Cette faute a fait perdre à M. [F] une chance de pouvoir agir en justice dans les délais pour obtenir la condamnation des héritiers de Mme [N] à passer l’acte de vente, et donc une chance de pouvoir acquérir l’immeuble. Si l’argument tiré d’une prétendue caducité de la promesse de vente du fait du décès de Mme [N] apparaît inopérant, il ressort toutefois des échanges entre Me [E] et Me [Z] que le ou les héritier(s) de la venderesse se prévalaient également du fait que la vente aurait été conclue à vil prix. En outre, aucun élément n’est fourni par les parties quant à la situation actuelle du bien, de sorte qu’il n’est pas non plus établi que M. [F] n’aurait plus aucune possibilité de l’acquérir. Dans ces conditions, et en l’état des éléments d’appréciation dont dispose la cour, le préjudice subi par l’intimé peut être évalué à une somme de 6 000 euros.
Le jugement entrepris sera donc infirmé en ce qu’il a condamné l’appelant au paiement d’une somme de 2 500 euros à titre de dommages et intérêts, Me [E] étant condamné au paiement de la somme de 6 000 euros.

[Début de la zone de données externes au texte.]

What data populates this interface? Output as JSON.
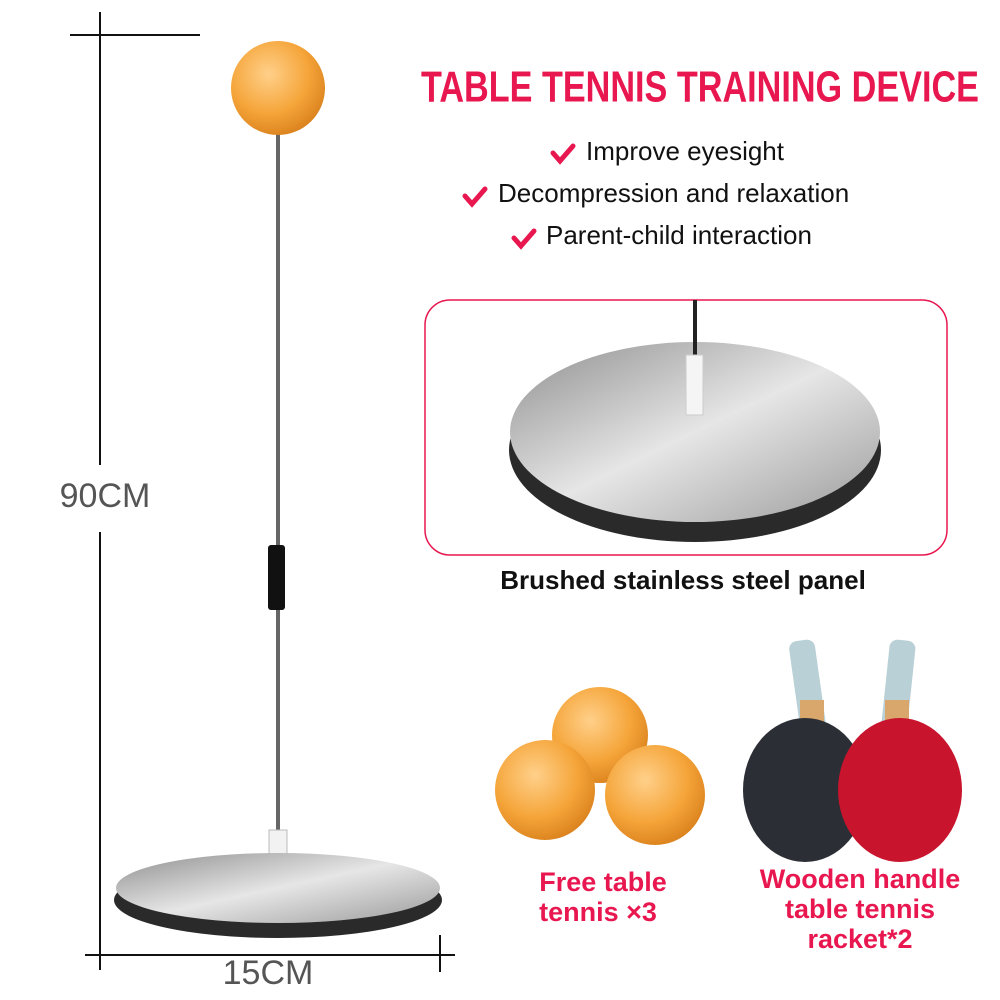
{
  "header": {
    "title": "TABLE TENNIS TRAINING DEVICE"
  },
  "features": [
    "Improve eyesight",
    "Decompression and relaxation",
    "Parent-child interaction"
  ],
  "dimensions": {
    "height": "90CM",
    "width": "15CM"
  },
  "panel": {
    "caption": "Brushed stainless steel panel"
  },
  "accessories": [
    {
      "lines": [
        "Free table",
        "tennis ×3"
      ]
    },
    {
      "lines": [
        "Wooden handle",
        "table tennis",
        "racket*2"
      ]
    }
  ]
}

Le jugement entrepris étant confirmé sur le principe de la responsabilité, les dispositions relatives aux dépens et frais exclus des dépens seront confirmées. Me [E] qui succombe en son appel supportera la charge des dépens d’appel et sera condamné au paiement d’une somme de 1 500 euros au titre de frais exclus des dépens exposés en cause d’appel par l’intimé, sa propre demande sur le fondement de l’article 700 du code de procédure civile étant rejetée.
PAR CES MOTIFS
La cour, statuant par arrêt contradictoire, prononcé publiquement, par mise à disposition au greffe, conformément aux dispositions de l’article 450, alinéa 2 du code de procédure civile,
INFIRME le jugement du tribunal judiciaire de Colmar du 15 juin 2021, en ce qu’il a condamné Me [E] à payer à M. [F] une somme de 2 500 euros à titre de dommages et intérêts ;
Statuant à nouveau dans cette limite,
CONDAMNE M. [G] [E] à payer à M. [V] [F] une somme de 6 000 € (six mille euros) à titre de dommages et intérêts ;
CONFIRME le jugement entrepris pour le surplus ;
Y ajoutant,
DEBOUTE M. [G] [E] de sa demande sur le fondement de l’article 700 du code de procédure civile ;
CONDAMNE M. [G] [E] aux entiers dépens d’appel ainsi qu’à payer à M. [V] [F] une somme de 1 500 € (mille cinq cents euros) sur le fondement de l’article 700 du code de procédure civile.